May 26, 2026

PART 2:

James Mitchell stepped off the train into the cold at 9:17 on a gray winter morning.
The platform at Manchester Piccadilly was crowded with commuters wrapped in dark coats, students dragging suitcases, and tired parents trying to keep children close. Steam drifted along the rails. Announcements echoed overhead. Everything smelled of metal, coffee, rain, and old stone.
James barely noticed any of it.
He had slept less than an hour.
The unknown caller’s voice was still in his head.
Come to the station tomorrow. Platform seven. I have something important for you.
No name.
No explanation.
Then the line had gone dead.
James had almost stayed home. At sixty-two, he had learned that strange calls rarely brought anything good. His life had become small on purpose. A rented flat outside Manchester. Tea for one. Groceries on Thursdays.

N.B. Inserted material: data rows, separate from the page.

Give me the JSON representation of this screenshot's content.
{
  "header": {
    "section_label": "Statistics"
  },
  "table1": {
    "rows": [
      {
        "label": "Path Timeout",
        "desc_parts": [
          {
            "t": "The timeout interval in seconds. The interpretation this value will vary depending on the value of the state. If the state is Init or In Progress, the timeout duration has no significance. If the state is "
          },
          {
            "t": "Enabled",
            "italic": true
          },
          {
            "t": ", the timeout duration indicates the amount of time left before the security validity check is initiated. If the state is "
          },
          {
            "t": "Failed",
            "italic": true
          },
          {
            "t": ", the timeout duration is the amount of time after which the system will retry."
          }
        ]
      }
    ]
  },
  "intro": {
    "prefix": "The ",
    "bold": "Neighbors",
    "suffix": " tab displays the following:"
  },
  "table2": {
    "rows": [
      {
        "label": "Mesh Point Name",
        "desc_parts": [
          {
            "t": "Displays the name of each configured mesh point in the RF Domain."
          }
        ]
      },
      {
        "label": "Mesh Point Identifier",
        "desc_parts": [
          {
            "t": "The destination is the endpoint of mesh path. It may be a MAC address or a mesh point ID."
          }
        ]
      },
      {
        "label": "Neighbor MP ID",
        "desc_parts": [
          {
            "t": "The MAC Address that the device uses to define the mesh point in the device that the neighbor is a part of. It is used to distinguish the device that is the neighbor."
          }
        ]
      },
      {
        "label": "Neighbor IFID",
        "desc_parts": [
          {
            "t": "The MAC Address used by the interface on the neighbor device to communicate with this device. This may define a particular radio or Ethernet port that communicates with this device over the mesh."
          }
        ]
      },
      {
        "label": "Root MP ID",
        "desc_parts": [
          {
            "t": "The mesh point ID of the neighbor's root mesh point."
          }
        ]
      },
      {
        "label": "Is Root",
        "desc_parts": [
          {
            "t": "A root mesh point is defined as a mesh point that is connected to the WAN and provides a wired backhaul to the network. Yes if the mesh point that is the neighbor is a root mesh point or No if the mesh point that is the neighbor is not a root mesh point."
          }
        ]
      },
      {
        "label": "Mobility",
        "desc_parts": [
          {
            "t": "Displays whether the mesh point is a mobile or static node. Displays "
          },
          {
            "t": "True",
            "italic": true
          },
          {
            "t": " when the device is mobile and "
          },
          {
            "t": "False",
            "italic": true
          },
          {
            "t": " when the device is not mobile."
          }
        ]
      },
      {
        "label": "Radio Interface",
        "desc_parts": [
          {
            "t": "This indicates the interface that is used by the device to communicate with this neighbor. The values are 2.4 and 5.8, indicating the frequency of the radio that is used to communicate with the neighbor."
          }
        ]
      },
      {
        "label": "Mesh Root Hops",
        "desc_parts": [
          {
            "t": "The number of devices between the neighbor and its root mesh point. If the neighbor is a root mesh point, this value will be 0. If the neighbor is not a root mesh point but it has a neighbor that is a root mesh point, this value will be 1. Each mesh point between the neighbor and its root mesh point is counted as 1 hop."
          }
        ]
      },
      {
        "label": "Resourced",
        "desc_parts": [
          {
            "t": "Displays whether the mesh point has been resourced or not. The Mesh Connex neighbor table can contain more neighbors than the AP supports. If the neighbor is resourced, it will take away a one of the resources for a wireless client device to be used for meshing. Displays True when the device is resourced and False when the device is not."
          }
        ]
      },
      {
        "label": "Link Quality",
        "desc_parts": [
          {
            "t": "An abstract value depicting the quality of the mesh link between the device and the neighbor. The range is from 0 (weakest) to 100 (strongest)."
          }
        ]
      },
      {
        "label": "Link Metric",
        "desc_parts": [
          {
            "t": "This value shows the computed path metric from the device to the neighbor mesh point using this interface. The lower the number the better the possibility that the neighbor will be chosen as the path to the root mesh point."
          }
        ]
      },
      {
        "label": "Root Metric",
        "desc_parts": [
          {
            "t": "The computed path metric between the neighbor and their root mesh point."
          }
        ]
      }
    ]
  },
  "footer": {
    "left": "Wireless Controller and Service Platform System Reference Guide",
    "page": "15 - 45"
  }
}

Two children who called when they remembered. An ex-wife who no longer hated him, which somehow hurt more than if she had.
He expected nothing from the world now.
That was safer.
Then he saw the dog.
Sitting in the middle of the platform, perfectly still, as people flowed around him.
Golden-brown fur.
White muzzle.
One ear folded at the tip.
A faded red collar.
James stopped breathing.
The crowd blurred.
No.
The dog looked directly at him.
Not at the crowd.
Not at the station staff.
At James.
Calm.
Patient.
As if the last ten years had been nothing more than a long pause between one footstep and the next.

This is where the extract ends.